Given two files, I would like chatGPT to read both files and answer comparison questions such as:
"How has sentiment regarding ___ changed/progressed from the March file up to the April file?"
"What are the differences between the two files with respect to the discussion of ___?"
"How many times is ___ being mentioned in each file?"
Here is non-working code that illustrates what I would like to achieve:
from langchain.chains.qa_with_sources import load_qa_with_sources_chain
from langchain.llms import OpenAI
chain = load_qa_with_sources_chain(OpenAI(temperature=0), chain_type="stuff")
query = "How has sentiment regarding medical devices changed/progressed from March to April?"

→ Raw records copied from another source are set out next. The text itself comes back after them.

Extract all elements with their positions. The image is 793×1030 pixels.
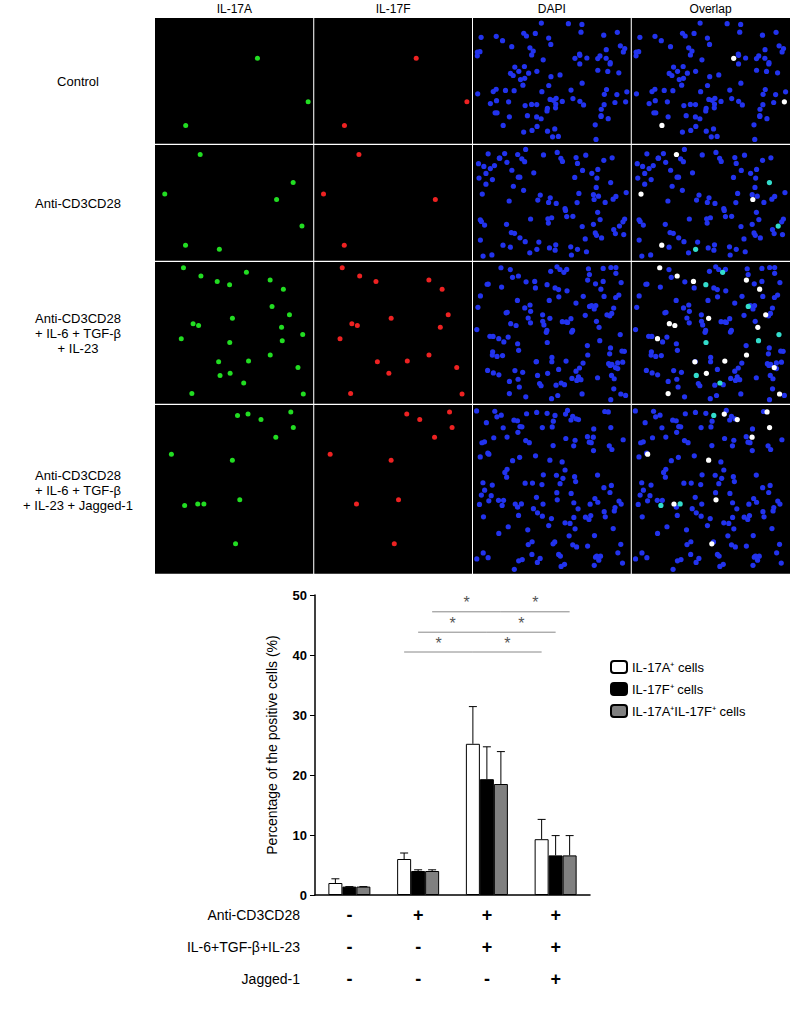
svg-text:IL-17A⁺IL-17F⁺ cells: IL-17A⁺IL-17F⁺ cells [632,704,746,719]
svg-text:IL-6+TGF-β+IL-23: IL-6+TGF-β+IL-23 [187,939,300,955]
svg-text:*: * [463,594,469,611]
svg-text:*: * [532,594,538,611]
svg-text:IL-17A⁺ cells: IL-17A⁺ cells [632,660,704,675]
svg-text:-: - [346,905,352,925]
svg-text:Anti-CD3CD28: Anti-CD3CD28 [207,907,300,923]
svg-text:-: - [415,969,421,989]
svg-text:Anti-CD3CD28: Anti-CD3CD28 [35,468,121,483]
svg-text:50: 50 [293,588,307,603]
svg-text:+ IL-6 + TGF-β: + IL-6 + TGF-β [35,483,121,498]
svg-text:*: * [449,615,455,632]
svg-text:DAPI: DAPI [538,2,566,16]
svg-text:30: 30 [293,708,307,723]
svg-text:+: + [482,937,493,957]
svg-text:Percentage of the positive cel: Percentage of the positive cells (%) [264,635,280,854]
svg-text:+ IL-6 + TGF-β: + IL-6 + TGF-β [35,326,121,341]
svg-text:+: + [550,969,561,989]
svg-text:IL-17A: IL-17A [217,2,252,16]
svg-text:IL-17F: IL-17F [376,2,411,16]
svg-text:-: - [484,969,490,989]
svg-text:+: + [413,905,424,925]
svg-text:*: * [518,615,524,632]
svg-text:Control: Control [57,74,99,89]
svg-text:-: - [346,937,352,957]
svg-text:-: - [346,969,352,989]
svg-text:Jagged-1: Jagged-1 [242,971,301,987]
svg-text:10: 10 [293,828,307,843]
svg-text:+ IL-23: + IL-23 [58,341,99,356]
svg-text:40: 40 [293,648,307,663]
svg-text:+: + [482,905,493,925]
svg-text:0: 0 [300,888,307,903]
svg-text:+: + [550,905,561,925]
svg-text:20: 20 [293,768,307,783]
svg-text:Anti-CD3CD28: Anti-CD3CD28 [35,196,121,211]
svg-text:Anti-CD3CD28: Anti-CD3CD28 [35,311,121,326]
svg-text:+ IL-23 + Jagged-1: + IL-23 + Jagged-1 [23,498,133,513]
svg-text:-: - [415,937,421,957]
svg-text:+: + [550,937,561,957]
svg-text:Overlap: Overlap [690,2,732,16]
svg-text:*: * [435,635,441,652]
svg-text:IL-17F⁺ cells: IL-17F⁺ cells [632,682,704,697]
svg-text:*: * [504,635,510,652]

docs = [March_file, April_file]
chain({"input_documents": docs, "question": query}, return_only_outputs=True)
Problems I've run into:
Chunking - QA with langchain supposes chunking all your personal files into many separate, although still continuous, chunks/
documents
. However, the nature of my task requires separation of files given the need to somehow reference them by their different dates (and it still requires chunking because the files are large).Reference to specific files - The files are large(~12000 tokens), and therefore require chunking, yet after chunking, I need to be able to call to specific dated documents. How do I do this when the file has been chunked into many 1000 token chunks?
What is the current best method to solve this problem?